I must confess that I have snubbed many older, mass-marketed games. Who could take seriously games that are put alongside Sorry!, Candyland or Monopoly in big-box stores? I had very little desire to try these classics let alone purchasing them. Yes, you can call me a Euro snob. Perhaps it is time to reevaluate? Perhaps they are popular for a reason? Perhaps they are evergreen titles because the game play is good?
Rummikub is just a variant of gin rummy of melding runs and groups. There is nothing particularly unique about it, but it presses many important gaming buttons. First, the rules are simple, and can be absorbed by any newbie in minutes. However, the depth is tremendous and if you enjoy puzzles, pattern recognition games and good at holding multiple spatial and numerical memories simultaneously in your head, then rummikub will tickle every bone in your body. The fun in the game lies in spotting and correctly reorganizing the melded suits from the common pool IN YOUR HEAD while trying to play tiles off your rack. Succeed in doing that releases a certain amount of gaming endorphins that is elusive and hard to define. You get to do this over and over again every round. There is rarely a game where you get this feeling multiple times over. Sure, in other epic games, you might feel exhausted after defeating Sauron after a 5 hour marathon of WOTR. However, you generally just feel anxiety and stress for 5 hours before that epic release. In Rummikub, you just feel clever and satisfied when you get to see a pattern, especially a pattern that is not obvious.
What is preventing me from rating this higher is whether Rummikub plays well with 2 and whether once you achieve mastery of reorganizing the melds, the endorphins won’t come as often. I think you will get better in this game over time and then, it will just be a matter of making the best of your hand in placing down the tiles. Because each hand is static and you are presented with a slightly different common pool every turn, this is essentially a game with several tactical rounds. There is negligible player interaction. You can try to look ahead and plan, but there is a good chance that the common pool will look different by the time it comes back to you. So, each round is almost an independent tactical battle with a shrinking option of tiles on your rack. Presumably, once you achieve some mastery, you will have a very strong advantage over newbies. As compared to a game like WOTR, the variables are such that a skilled player will win more often, but not to the extent of Chess or Go, or maybe even Rummikub. While I think there is nothing wrong with a group of skilled players getting together for the game, I think at some point when you become good at the game, the luck of the draw becomes more and more prominent.
Reservations aside, I will be trying to find a copy of Rummikub and enjoy the game for what it is (for once, I am not worried about the game being OOP!). The game is excellent and deserves the 1980 SDJ. Perhaps it is time to head back to the store and find me a game of backgammon, parcheesi or cribbage.

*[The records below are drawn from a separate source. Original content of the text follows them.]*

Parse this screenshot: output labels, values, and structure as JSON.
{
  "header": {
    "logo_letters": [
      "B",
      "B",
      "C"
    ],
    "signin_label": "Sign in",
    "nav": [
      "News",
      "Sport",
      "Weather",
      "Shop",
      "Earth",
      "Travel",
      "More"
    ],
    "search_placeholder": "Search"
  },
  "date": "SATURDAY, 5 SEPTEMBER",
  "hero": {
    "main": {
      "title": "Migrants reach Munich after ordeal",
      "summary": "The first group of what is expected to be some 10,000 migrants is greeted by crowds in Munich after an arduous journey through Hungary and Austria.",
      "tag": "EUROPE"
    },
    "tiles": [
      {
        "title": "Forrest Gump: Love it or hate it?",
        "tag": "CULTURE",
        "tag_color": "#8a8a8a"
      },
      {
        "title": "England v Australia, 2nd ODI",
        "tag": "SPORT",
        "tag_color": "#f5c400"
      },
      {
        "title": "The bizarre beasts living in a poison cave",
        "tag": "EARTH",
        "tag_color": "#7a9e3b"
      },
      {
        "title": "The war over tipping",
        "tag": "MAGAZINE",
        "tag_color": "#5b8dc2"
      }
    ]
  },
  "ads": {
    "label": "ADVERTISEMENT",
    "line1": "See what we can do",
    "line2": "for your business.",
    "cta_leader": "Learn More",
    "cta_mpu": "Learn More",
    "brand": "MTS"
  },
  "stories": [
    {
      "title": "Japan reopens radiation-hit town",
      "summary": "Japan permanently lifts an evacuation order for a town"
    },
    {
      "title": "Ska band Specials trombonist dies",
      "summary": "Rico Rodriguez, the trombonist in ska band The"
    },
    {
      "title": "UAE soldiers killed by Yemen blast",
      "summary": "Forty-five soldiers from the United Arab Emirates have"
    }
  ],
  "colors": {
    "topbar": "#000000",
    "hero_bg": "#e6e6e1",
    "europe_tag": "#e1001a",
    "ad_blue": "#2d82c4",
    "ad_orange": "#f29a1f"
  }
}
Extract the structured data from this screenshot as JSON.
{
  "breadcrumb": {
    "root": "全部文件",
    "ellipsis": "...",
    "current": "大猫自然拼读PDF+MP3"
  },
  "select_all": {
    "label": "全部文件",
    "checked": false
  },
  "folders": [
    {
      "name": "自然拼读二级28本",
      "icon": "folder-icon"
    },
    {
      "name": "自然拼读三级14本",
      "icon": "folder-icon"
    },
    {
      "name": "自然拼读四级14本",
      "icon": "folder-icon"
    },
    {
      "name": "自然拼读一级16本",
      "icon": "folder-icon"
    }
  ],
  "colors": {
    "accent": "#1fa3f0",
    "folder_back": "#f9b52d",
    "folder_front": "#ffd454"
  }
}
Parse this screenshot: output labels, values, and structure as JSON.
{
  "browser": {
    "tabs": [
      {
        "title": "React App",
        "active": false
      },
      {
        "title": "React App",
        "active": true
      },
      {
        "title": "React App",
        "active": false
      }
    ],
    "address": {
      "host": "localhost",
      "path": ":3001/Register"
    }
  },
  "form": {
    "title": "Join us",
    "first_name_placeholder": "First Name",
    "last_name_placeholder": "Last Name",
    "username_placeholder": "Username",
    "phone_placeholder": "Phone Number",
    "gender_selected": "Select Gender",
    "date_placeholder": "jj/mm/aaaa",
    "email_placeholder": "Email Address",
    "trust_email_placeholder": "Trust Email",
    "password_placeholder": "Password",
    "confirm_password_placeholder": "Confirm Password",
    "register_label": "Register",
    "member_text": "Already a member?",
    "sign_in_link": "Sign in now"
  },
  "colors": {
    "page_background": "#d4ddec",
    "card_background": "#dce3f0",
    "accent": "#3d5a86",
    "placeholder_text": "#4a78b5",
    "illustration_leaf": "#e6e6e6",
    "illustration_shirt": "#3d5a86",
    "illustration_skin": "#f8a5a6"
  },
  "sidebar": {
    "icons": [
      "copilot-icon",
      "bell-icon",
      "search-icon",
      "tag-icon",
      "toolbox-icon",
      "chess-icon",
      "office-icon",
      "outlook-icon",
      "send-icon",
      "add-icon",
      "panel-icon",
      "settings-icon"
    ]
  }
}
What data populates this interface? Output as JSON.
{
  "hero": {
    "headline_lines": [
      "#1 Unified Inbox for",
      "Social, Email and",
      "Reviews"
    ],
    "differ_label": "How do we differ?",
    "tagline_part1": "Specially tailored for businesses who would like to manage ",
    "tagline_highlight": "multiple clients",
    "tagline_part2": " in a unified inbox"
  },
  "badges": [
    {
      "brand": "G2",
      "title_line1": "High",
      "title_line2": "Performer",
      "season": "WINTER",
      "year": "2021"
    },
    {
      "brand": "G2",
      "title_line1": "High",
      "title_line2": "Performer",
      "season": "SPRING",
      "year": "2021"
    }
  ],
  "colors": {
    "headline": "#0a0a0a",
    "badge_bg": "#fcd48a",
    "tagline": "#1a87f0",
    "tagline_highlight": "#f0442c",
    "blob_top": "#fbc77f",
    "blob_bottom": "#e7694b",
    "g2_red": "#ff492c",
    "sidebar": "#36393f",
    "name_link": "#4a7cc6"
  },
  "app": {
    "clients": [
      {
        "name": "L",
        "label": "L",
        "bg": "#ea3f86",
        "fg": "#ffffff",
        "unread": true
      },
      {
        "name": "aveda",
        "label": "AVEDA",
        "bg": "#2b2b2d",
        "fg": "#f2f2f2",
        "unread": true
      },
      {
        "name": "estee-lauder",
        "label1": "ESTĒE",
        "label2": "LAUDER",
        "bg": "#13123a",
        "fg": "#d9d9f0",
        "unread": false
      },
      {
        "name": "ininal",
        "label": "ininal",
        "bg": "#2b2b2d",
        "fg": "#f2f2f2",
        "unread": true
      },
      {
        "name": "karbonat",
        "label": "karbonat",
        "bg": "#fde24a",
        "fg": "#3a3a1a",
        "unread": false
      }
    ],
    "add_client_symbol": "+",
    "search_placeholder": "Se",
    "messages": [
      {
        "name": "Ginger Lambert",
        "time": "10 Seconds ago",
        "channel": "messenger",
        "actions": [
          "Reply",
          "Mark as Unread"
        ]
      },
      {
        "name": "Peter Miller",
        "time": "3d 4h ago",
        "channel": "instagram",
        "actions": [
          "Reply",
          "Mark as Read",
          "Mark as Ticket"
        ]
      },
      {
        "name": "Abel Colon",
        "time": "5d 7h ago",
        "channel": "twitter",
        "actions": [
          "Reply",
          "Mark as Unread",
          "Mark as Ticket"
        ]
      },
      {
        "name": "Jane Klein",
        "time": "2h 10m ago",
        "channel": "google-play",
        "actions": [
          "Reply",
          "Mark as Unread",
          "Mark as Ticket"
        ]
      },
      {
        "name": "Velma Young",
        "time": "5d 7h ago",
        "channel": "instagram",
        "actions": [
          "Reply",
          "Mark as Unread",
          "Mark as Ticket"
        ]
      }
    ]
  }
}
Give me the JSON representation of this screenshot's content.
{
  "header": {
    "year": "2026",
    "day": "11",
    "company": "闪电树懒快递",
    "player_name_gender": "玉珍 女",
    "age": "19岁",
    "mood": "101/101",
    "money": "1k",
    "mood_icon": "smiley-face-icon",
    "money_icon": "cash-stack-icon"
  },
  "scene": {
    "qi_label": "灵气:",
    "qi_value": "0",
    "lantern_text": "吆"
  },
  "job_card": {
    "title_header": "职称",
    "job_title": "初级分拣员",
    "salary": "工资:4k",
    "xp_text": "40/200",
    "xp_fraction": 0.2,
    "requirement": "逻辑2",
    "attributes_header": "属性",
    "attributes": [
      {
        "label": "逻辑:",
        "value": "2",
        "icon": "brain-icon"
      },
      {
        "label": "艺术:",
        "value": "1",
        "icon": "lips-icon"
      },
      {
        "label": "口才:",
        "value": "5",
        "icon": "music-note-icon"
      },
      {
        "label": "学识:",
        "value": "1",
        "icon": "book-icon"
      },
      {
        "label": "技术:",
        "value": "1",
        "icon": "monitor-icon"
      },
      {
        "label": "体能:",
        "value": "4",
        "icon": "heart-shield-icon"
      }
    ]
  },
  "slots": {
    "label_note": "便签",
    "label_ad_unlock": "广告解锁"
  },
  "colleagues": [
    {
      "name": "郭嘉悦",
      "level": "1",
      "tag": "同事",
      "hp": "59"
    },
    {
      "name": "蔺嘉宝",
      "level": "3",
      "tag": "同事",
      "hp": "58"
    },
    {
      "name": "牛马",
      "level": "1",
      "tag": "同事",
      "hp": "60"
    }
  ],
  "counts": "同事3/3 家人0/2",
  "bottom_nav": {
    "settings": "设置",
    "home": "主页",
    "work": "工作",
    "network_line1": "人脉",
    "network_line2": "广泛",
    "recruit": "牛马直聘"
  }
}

Part of the frustration in playing Rummikub happens early on when your initial meld must be at least 30 points or higher. In several instances now, one or more players have been unable to meld until late in the game and in one extreme case, a player never had a chance to play a single meld before the game ended. For me, this is a huge drawback of the game not only for the player that was held back, but also for the delay between player turns when you have 20 tiles in your rack and limitless possibilities. I am sure you can optimize and take your time to find the combos, but the analysis paralysis would be a killer. I also dislike using timers. To overcome this…flaw, we now play without a point limit to the initial meld. While this slightly changes the pace of the game, I think it suits us better. I haven’t noticed any particular skew in victory patterns (i.e first player advantage, etc.), apart from sub-optimal play from yours truly.
Initial impression: Good
5 years and 2 months: We introduced Rummikub to my kid before when she was 4+ It was way over her head then. However, now that she is 5+ years old and her math skills have improved during game play, Rummikub is not more accessible. She can instantly spot the easy combos. Those that add on to the end of a sequence or sets. However, arranging tiles and spotting patterns are still beyond her grasp. That will take more time. However, she still shows an interest in the game for now and willing to play. That is a good sign. As games such as Sleeping Queen rapidly becomes to easy for her, games like Rummikub wil slowly take the place. We think that if we persist, she can also quickly get the nuances. As an adult, I do have some difficulties in spotting pattern completion at times. I do wonder if she can quickly surpass my abilities.
6 years and 4 months: After a few more starts and stops, rummikub is now part of the rotation. Her spatial and pattern recognition skills have vastly improved and we are almost on par. Almost. She can spot some sets quicker and faster at times but will miss some too. Well, basically she is now competitive. Looking forward to including this to our expanding repertoire of games.